LAUSD Plans To Extend Academic Year By 10 Days
Reading Time: 2 minutesLAUSD has proposed an extension to the 2021-2022 school year, according to LAUSD Superintendent Austin Beutner.
The school year would be extended by 10 days, and teachers would receive full pay, according to UTLA President Cecily Myart-Cruz in a statement on Friday, Jan. 29.
“Our bargaining team and board of directors will be discussing the proposal, and any such extension would be voted on by UTLA members,” she said.
UTLA members will vote on the proposal in March, according to Myart-Cruz.
Meant to close learning gaps that resulted from the past 11 months of virtual education, these days would “allow more time for social-emotional learning and to establish positive relationships between staff and students,” according to French teacher and UTLA member Jennifer Barnhill.

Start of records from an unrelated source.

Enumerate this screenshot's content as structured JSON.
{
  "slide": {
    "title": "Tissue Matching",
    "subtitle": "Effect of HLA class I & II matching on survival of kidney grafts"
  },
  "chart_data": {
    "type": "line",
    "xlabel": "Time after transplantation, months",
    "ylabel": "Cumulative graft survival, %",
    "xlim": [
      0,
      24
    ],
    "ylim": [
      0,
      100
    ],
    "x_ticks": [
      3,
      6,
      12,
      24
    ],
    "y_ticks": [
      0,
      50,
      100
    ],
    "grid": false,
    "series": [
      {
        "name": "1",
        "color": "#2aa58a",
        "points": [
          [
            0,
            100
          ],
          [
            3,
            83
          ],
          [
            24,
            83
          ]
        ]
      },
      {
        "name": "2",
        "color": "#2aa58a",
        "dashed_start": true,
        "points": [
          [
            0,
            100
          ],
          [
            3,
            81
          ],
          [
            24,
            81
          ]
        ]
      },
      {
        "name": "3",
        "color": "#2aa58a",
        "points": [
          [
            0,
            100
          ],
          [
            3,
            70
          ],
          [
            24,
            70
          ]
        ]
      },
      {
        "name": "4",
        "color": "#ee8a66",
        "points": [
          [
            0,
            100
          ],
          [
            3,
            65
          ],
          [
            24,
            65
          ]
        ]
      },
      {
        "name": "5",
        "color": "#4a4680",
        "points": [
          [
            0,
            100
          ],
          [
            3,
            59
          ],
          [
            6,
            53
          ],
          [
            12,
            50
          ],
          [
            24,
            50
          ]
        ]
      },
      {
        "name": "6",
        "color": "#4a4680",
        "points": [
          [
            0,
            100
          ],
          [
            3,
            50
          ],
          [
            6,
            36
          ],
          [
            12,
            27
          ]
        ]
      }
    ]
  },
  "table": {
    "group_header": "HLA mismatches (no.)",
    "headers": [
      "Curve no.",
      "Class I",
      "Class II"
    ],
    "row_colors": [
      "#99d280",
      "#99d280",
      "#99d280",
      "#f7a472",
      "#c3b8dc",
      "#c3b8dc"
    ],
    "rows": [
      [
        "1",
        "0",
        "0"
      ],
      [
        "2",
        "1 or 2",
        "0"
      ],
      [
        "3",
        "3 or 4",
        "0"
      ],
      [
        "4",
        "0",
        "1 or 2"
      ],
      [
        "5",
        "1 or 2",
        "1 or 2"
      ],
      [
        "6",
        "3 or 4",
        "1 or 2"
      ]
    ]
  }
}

Although no agreement has been reached at this point regarding next year’s calendar, UTLA and LAUSD are currently focused on bargaining school reopening, she said.
Many families had planned to travel during these recesses for the first time since the start of the pandemic. If the imminent calendar change conflicts with these plans, “families would have to decide to either keep their travel plans in place and miss school or modify their plans,” Barnhill said.
“If families feel strongly about this issue, they should contact our Board of Education Member, Nick Melvoin,” she said.
The proposed school year extension will strongly impact recesses during the school year, too, according to Spanish teacher and UTLA member Angela Fajardo.
“If we were to start Tuesday, Aug. 3, then we will have three weeks of winter break,” she said. “But if the start date is on August 10, then we will only have two weeks for winter break.”
Fajardo is supportive of the initiative to extend the school year, but remains concerned about the safety of a physical return to school in the near future.
“I want to support my students, 100%,” she said. “We are going to have to focus on supporting them in gaps that have developed over the spring and fall.
“But we’re talking about people’s lives. We can close learning gaps. We cannot give you health. Some things are irreversible, and that’s the danger of it.
Regardless if there is an extension to the next school year, life at Venice will feel different,” Fajardo said.
“We want to go back, but in a safe manner for you guys and for us teachers,” she said. “Venice will not be the same Venice that you entered a few years ago. It’s going to look different. It has to look different. We’re not going to have a passing period with 300 people on the first floor of Cunningham Hall.
“I miss seeing my students physically. Teaching is about connections. We have been making our best effort, and we have become creative and innovative, because necessity is the master of everything. It makes you think outside the box because you don’t have what you once did anymore.”